Unbounded learning: how to unshackle your education

While bounded learning is based on a fixed curriculum with specific educational outcomes, unbounded learning embraces the never-ending cycle of personal growth generated by continuous education. It is based on strategies and tools that avoid unnecessary direction and restriction, that foster curiosity, and that reward exploring adjacent questions.

Today’s world offers many opportunities for unbounded learning, including online courses, community-based learning platforms, and new tools for thought to connect ideas across many research domains. However, it may be hard to break away from the traditional education paradigm school has taught us to follow. In order to become lifelong learners, we need to unshackle our self-education.

The benefits of unbounded learning

One of the main benefits of unbounded learning is to cut out the “middleman” of traditional knowledge providers. As Judy Nagy and Chris Bigum write in the Online Journal of Distance Education: “The advent of computing and communication technologies provides knowledge workers and the consumers of their products with alternative means of production and distribution, thereby directly challenging the role of publishers. Publishing on the Internet significantly reduces the time it takes for a consumer to obtain a product. The use of the Internet in this way highlights the role of publishers as essentially the middleman in the knowledge production and dissemination of knowledge products.”

Instead of relying on the guidance of a middleman, unbounded learning encourages students to directly access knowledge they find relevant to their goals, whether it neatly fits within a structured curriculum or not. Want to study the intersection of marketing and psychology, or the impact of online communities on local governance? You can pick and choose the best content from various institutions or independent teachers, and craft your own learning journey.
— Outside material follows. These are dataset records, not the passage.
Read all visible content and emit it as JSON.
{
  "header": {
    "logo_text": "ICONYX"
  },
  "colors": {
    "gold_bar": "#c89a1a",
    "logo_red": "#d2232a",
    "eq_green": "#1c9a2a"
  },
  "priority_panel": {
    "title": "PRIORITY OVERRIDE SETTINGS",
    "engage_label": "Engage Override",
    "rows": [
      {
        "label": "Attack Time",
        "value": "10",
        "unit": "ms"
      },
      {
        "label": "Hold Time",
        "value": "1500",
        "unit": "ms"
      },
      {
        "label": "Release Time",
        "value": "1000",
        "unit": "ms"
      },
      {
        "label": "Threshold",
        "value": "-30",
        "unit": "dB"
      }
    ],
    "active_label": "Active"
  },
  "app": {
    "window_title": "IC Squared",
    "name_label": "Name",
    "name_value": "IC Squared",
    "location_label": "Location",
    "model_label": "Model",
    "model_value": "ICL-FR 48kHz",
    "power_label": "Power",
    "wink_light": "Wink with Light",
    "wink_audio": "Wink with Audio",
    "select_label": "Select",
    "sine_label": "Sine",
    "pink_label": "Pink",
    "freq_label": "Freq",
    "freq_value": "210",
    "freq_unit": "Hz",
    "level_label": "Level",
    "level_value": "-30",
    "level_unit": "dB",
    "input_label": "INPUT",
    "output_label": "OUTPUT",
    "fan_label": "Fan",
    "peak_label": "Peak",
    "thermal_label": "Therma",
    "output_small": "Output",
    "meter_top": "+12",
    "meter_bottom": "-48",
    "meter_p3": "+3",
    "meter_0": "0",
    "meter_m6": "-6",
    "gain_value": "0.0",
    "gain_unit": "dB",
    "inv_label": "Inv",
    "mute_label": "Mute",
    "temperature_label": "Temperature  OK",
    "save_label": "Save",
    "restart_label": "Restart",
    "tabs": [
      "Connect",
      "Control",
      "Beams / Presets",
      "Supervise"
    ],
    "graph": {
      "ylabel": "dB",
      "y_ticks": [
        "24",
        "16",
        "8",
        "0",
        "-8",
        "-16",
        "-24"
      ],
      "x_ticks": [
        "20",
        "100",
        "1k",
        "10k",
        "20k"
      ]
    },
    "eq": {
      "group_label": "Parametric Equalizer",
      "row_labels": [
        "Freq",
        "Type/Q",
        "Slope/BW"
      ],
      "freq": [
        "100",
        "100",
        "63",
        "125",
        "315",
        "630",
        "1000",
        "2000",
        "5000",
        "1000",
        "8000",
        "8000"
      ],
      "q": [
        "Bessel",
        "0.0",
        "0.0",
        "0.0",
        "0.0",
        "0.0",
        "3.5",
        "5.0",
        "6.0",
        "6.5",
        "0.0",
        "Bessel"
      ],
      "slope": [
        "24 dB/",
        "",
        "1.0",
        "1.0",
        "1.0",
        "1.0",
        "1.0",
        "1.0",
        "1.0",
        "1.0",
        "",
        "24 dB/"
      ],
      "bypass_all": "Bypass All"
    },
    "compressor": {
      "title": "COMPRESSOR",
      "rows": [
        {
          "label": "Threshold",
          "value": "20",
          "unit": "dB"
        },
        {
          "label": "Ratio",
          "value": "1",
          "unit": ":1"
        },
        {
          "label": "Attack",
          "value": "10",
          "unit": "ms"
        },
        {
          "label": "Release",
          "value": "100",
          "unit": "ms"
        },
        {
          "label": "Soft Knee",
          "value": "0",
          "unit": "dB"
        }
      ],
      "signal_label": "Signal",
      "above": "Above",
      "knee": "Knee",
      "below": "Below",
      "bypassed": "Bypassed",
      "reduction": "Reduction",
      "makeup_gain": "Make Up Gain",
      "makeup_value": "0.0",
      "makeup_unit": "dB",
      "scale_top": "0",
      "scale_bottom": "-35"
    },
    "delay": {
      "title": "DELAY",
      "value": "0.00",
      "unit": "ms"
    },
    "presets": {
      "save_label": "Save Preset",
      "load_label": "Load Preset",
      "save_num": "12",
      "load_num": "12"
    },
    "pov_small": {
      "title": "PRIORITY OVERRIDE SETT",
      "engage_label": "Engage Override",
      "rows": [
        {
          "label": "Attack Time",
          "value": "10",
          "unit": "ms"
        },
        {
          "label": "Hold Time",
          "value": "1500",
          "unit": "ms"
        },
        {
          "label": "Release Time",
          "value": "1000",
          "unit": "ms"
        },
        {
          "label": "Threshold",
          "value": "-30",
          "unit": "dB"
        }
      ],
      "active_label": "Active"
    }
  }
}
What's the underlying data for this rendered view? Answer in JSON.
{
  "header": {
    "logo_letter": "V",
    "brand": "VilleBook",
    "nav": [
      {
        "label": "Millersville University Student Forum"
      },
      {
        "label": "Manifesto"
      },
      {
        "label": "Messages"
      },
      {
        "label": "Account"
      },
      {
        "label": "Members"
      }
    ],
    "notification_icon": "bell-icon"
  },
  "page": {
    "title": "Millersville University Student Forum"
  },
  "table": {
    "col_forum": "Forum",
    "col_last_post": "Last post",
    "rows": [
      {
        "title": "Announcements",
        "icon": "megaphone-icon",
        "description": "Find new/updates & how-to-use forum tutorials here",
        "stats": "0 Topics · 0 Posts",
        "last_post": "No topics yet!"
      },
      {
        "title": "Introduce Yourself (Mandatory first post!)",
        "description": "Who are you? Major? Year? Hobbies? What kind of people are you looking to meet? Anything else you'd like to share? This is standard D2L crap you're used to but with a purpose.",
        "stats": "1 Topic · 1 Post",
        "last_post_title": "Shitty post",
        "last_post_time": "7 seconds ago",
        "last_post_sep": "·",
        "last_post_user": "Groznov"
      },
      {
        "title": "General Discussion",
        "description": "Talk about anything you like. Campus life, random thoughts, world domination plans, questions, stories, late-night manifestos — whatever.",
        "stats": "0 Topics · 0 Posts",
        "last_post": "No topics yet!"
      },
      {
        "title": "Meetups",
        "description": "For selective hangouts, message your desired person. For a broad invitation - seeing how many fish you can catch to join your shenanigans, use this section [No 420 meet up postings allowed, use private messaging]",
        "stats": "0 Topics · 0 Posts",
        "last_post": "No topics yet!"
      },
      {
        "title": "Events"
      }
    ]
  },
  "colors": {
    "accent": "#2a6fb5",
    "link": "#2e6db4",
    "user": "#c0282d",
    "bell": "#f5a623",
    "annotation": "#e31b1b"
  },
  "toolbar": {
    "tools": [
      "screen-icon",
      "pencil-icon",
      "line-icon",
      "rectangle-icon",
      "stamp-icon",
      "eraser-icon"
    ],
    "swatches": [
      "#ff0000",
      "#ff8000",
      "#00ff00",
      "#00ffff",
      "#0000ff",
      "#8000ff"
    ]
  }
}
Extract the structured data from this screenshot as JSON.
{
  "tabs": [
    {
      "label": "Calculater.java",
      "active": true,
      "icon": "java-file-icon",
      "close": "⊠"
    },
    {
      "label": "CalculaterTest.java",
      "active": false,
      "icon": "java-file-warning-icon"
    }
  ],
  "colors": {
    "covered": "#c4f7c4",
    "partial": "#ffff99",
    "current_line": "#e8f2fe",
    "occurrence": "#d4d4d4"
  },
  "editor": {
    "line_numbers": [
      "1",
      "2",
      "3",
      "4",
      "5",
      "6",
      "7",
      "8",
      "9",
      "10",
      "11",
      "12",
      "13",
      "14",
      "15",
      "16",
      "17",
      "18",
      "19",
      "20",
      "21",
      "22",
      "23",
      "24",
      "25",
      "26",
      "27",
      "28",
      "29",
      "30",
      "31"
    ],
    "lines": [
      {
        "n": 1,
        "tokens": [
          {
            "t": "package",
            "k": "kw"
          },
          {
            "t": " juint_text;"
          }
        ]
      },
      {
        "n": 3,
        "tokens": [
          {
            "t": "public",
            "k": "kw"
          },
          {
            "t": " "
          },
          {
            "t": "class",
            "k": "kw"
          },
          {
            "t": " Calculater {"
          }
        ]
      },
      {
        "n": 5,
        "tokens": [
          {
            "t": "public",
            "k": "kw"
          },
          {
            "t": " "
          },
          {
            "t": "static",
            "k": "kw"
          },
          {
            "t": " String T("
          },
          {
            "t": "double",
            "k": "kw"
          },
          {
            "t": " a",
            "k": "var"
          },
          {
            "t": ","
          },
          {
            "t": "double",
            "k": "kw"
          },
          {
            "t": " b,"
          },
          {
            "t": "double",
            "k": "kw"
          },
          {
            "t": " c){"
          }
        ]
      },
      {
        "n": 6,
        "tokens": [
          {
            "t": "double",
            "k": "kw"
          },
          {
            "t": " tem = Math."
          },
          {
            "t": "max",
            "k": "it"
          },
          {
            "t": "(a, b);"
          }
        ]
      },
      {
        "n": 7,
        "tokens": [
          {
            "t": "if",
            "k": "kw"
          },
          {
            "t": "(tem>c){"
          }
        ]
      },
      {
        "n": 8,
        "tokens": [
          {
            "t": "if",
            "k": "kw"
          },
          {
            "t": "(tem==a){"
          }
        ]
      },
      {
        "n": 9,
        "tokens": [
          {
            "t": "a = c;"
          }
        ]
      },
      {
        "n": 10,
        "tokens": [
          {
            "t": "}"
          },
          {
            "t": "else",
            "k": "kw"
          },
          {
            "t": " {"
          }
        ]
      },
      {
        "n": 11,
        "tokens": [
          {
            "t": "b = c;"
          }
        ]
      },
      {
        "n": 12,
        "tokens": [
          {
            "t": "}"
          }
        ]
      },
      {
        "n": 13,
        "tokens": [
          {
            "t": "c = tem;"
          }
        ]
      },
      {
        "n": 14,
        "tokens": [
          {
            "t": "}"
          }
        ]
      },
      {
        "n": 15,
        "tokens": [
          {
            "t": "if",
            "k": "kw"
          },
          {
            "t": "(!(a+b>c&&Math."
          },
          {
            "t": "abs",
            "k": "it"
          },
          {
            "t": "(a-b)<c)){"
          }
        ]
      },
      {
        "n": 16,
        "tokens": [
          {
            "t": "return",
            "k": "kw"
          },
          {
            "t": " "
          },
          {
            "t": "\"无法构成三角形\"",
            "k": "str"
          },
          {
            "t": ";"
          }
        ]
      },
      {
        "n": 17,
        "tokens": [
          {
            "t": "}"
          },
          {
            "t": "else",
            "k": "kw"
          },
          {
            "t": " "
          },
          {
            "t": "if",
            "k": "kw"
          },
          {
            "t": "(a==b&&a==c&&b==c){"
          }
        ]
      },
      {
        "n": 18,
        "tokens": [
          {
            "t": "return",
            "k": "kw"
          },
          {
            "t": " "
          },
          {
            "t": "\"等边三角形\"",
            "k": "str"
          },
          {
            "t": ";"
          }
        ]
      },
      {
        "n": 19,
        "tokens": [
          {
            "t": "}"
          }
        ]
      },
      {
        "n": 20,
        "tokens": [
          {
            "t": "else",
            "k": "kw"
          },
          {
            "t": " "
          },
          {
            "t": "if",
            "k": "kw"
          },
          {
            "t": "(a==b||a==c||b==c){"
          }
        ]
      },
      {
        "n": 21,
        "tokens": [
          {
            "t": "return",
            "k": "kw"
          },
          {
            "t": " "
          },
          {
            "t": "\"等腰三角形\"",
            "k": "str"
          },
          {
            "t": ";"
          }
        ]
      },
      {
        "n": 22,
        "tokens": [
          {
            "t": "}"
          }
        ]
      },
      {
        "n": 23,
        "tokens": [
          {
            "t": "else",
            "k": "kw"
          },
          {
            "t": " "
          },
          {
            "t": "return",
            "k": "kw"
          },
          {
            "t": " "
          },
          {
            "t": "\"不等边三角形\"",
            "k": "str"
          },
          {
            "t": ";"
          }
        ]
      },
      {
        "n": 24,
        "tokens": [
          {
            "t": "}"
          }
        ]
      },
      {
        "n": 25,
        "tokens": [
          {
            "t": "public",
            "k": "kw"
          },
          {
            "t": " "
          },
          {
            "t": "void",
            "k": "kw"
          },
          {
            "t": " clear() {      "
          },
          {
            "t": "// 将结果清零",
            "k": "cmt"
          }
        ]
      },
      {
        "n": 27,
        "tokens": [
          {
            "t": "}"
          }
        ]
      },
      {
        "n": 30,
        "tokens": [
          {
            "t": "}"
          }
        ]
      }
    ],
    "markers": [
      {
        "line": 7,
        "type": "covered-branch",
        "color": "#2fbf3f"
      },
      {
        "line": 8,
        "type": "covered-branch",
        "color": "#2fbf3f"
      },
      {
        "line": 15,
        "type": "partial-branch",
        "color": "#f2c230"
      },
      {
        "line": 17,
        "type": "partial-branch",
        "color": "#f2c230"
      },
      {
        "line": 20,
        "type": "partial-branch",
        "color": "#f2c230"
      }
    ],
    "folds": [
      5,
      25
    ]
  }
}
Another advantage is serendipity: you may never know what doors a specific research path may lead you to. By allowing your education to branch off in virtually any direction, you may discover new areas of knowledge you could not predict when you started your learning journey. Studying finance may draw you to study cognitive biases; learning about history may lead you to explore a niche artistic movement; teaching yourself how to cook may unlock a wealth of cultural knowledge.

It also means that you will not be restricted by the sources or formats of the educational content you consume. Start the day with a podcast, read a book from an expert, take some notes while watching a YouTube video, go through a few lessons of an online course, and discuss your challenges in a learning community. Switching between different learning channels will help explore the concepts from different angles, reinforcing your comprehension in the process.

How to unbound your education

First and foremost, unbounded learning is a mindset: believing that you are the master of your educational journey, that everything you learn is connected, that new patterns of thought can emerge over time, and that learning together is more beneficial than learning on your own. Here are a few practical strategies you can apply to break free from linear, bounded learning:

  • Study the source material. Whenever you read an interesting article or a book, check the references to access the original source of knowledge. Then, check the references of these sources. You can go many levels deeper by exploring sources both horizontally and vertically. You can even paste the source into Connected Papers to generate a map of reference papers to explore further.
  • Mix and match the content to fit your needs. Don’t stick to just one course or one book to study a topic. Try different platforms, formats, and educators and keep the ones that work best for you. You could listen to a podcast from an expert, read a book by another, follow the tweets of a fellow student, and practice with tutorials you found on the web.
  • Use thinking tools for unbounded learning. While some note-taking tools are designed for linear thinking, others offer features that support the emergence of new patterns of thought. For instance, Roam is one such tool, but there are many alternatives you can explore. Look for features such as bi-directional links and a knowledge graph to explore and connect ideas across several domains of study.
  • Learn in public. One of the easiest ways to unbound your education is to learn with others. Whether you have a study buddy or a Twitter account, document your learning journey and ask questions along the way. Learned a new way to code a feature for your app, or a new psychological theory that may be helpful to marketers? Write a short tutorial and publish it online. Struggling with a concept? Post a tweet to see if someone can help clarify. You will discover fresh ways of thinking, and even maybe make some new friends.
  • Practice self-reflection. Make sure to avoid falling into the trap of linear learning, where we mindlessly climb the education ladder without questioning our processes. Metacognition is an essential skill for unbounded learning. It could take the form of journaling or a weekly review, or even regular brainstorming sessions with another self-taught student. Fail like a scientist by learning from your mistakes and by expanding your knowledge with continuous experiments.

Again, the most important aspect of unbounded learning is your mindset. As long as you believe you can design an unbounded learning environment for yourself, and as long as you keep on experimenting, you will have a much richer learning experience than students who just stick to a pre-established curriculum, without ever exploring adjacent knowledge. And, whatever strategies you apply to unshackle your education, remember to have fun!